All of this is to say that form can encourage more writing, or writing may encourage less form. Most of the time, though, it’s a symbiotic relationship: I give you words, you give me a structure. Then everyone’s happy. The end. So just keep writing, nudging at boundaries and fearlessly trying to find a whacky form to contain your complicated thoughts and memories. Writing is what brings us back to ourselves, and so perhaps the forms we use for a lyric essay will also bring us into a new understanding of ourselves and our stories. A different perspective. Who knows what will come of it. Either way, keep writing.

Questions

  1. Miller mentions juxtaposition a good number of times in her chapter.
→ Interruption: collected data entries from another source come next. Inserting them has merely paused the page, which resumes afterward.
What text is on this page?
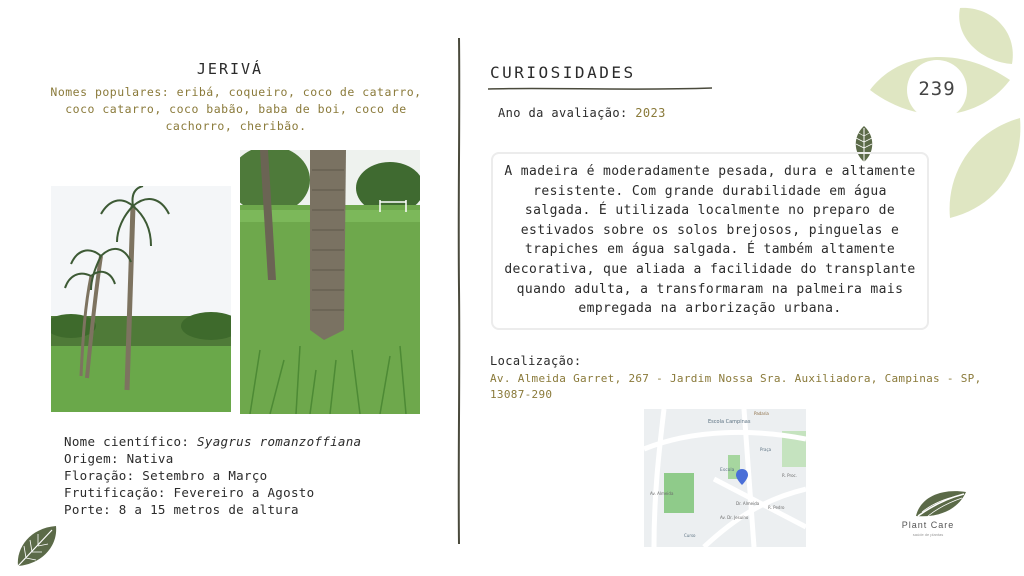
239
JERIVÁ
Nomes populares: eribá, coqueiro, coco de catarro, coco catarro, coco babão, baba de boi, coco de cachorro, cheribão.
Nome científico: Syagrus romanzoffiana
Origem: Nativa
Floração: Setembro a Março
Frutificação: Fevereiro a Agosto
Porte: 8 a 15 metros de altura
CURIOSIDADES
Ano da avaliação: 2023
A madeira é moderadamente pesada, dura e altamente resistente. Com grande durabilidade em água salgada. É utilizada localmente no preparo de estivados sobre os solos brejosos, pinguelas e trapiches em água salgada. É também altamente decorativa, que aliada a facilidade do transplante quando adulta, a transformaram na palmeira mais empregada na arborização urbana.
Localização:
Av. Almeida Garret, 267 - Jardim Nossa Sra. Auxiliadora, Campinas - SP, 13087-290
Escola Campinas
Padaria
Praça
Escola
R. Proc.
Av. Dr. Jesuíno
R. Pedro
Dr. Almeida
Av. Almeida
Curso
Plant Care
saúde de plantas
How juxtaposition is putting a puzzle together, or finding the right two paint chips perfectly compliment and enrich one another. The corner piece can exist on its own, and purple doesn’t need green to be complete. But then that quandary comes along, how the sum total is greater than its parts. In “Time and Distance Overcome,” Eula Biss uses a type of juxtaposition that brings the two different strands of the essay into a conversation with one another. Thinking about elements of both strands, which images stick with you the most after you are done reading it? What was your immediate response when Biss shifted focus away from telephones?
  2. Miller states “As a reader, we are invited to interact with this essay, creating it as we go along, since there is no one way to read it. This, too, is one of the joys of lyric forms: they often invite the reader in as cocreator” (114). In what ways did you have to interact with the text when “reading” both Shea and Clammer’s hybrid pieces? Thinking about the ways in which Purpura thinks some hybrids fail while others succeed, do you think Mickey Darr Shea’s hybrid “essay” was a success?
  3. If the lyric essay can be used as a way to express what you don’t know, what are some of your “not knowings” you can try to figure out through a lyric essay?
  4. How are you hybridized? 

Writing Exercises

  1. Collage: Make a list of your ten most favorite words. Write two or three sentences for how you came to love each of those words. Then, cut up each section and sit on the floor with the strips of words and their personal meanings. Rearrange the paragraphs as best as you can so that one thought/section naturally leads into the next. If you have any spots where this isn’t working for you, then keeping going. Trust the process. Something will find and fit into its space.
  2. Juxtaposition:
    1. You can approach this exercise in a couple of ways:
      1. Go back and forth with the two topics as you write them
      2. Write each topic separately than get them tape and scissors and put them to work. Do whatever works for you!
    2. Ok, now about the two topics
      1. Write for at least 15 minutes describing what you do for your normal wake-up routine. Starting from when you wake up, describe the actions that you are performing right when you get out of bed. Give the reader a sense of who you are through these actions.
      2. Now, write for at least another 15 minutes describing what your nightly routine is. Give us the images and actions that really show who you are.
    3. Now spend some time weaving them together. Whether through theme or images or words or sound, find a way to have these two different routines speak to each other through juxtaposition.
  1. Hybrid: Think about a situation from your past in which you had a very strong and emotionally negative response. Fill out THIS WORKSHEET as if the questions asked are referring to that tough situation.
  2. Hybrid, again: Think of a person with whom you have been in relationship with (good or bad). Label the parts of THIS WORKSHEET in context of that relationship. Metaphors are your friends in this exercise. You can label the parts with one word or four paragraphs or whatever you feel inspired to do.